Implications concrètes : construire sa matrice de décision
Fort de ces sept critères, je recommande aux entreprises de construire une matrice de décision action par action, et non de trancher globalement en faveur de l’un ou l’autre modèle. Pour chaque action inscrite au PDC, il convient d’évaluer :
- Le niveau de spécificité métier — plus il est élevé, plus l’interne est pertinent.
- La disponibilité de formateurs internes qualifiés — qualifiés au double sens de l’expertise technique et de la compétence pédagogique.
- Les exigences de financement — si un co-financement OPCO ou FNE est visé, l’externalisation vers un organisme certifié Qualiopi facilite le montage du dossier.
- Le volume et la dispersion géographique — au-delà d’un certain seuil, l’externalisation devient une nécessité logistique.
- Le coût global réel — en intégrant l’ensemble des coûts directs et indirects.
- La criticité réglementaire — pour les formations obligatoires au sens de l’article L.6321-2, la traçabilité doit être irréprochable quel que soit le modèle choisi.
Lorsque l’entreprise choisit l’externalisation, je rappelle qu’elle doit formaliser la relation par une convention de formation conforme aux articles L.6353-1 et suivants, vérifier la déclaration d’activité du prestataire et, idéalement, sa certification Qualiopi.
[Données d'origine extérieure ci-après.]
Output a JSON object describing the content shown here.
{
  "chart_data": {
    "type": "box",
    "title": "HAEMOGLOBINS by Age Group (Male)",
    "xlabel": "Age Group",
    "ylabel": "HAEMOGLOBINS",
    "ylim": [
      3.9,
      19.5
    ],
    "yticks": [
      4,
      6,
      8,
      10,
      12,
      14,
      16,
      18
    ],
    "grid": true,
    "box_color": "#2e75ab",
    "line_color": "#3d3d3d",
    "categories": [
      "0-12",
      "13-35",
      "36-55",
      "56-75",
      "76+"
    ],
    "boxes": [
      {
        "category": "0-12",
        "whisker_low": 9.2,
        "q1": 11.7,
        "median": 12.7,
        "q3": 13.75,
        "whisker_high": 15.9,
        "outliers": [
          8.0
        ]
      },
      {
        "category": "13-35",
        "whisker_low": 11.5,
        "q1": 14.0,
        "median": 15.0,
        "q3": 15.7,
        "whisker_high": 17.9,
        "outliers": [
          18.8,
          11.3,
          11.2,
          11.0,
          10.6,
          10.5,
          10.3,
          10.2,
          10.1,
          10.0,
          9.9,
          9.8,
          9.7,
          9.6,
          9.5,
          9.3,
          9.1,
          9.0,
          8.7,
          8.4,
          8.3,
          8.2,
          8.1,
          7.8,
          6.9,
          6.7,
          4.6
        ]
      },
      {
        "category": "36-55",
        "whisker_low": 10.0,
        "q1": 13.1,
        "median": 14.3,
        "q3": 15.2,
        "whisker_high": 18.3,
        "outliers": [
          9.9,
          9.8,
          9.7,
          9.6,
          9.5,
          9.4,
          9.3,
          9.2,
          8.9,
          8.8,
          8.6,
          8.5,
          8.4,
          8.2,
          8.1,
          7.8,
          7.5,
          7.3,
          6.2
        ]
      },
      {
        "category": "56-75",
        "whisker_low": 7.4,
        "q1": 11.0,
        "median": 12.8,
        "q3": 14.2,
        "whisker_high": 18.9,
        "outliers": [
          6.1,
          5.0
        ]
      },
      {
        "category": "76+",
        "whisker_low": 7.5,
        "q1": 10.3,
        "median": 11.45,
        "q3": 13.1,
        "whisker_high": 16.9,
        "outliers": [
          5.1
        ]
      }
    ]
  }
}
Lorsqu’elle opte pour l’interne, elle doit constituer un dossier pédagogique aussi rigoureux que celui d’un organisme externe : programme, feuilles d’émargement, évaluations, attestations de fin de formation, conformément aux exigences de la Commission nationale de la certification professionnelle et aux attentes des OPCO en cas de demande de prise en charge.
J’ajoute un point souvent négligé : la formation en situation de travail (AFEST), consacrée par le décret du 28 décembre 2018, brouille la frontière entre interne et externe. Elle mobilise nécessairement des acteurs internes — le tuteur, le manager — mais peut être accompagnée par un prestataire externe pour la conception du parcours et l’analyse réflexive. C’est un modèle hybride qui illustre parfaitement l’intérêt de ne pas raisonner en termes binaires.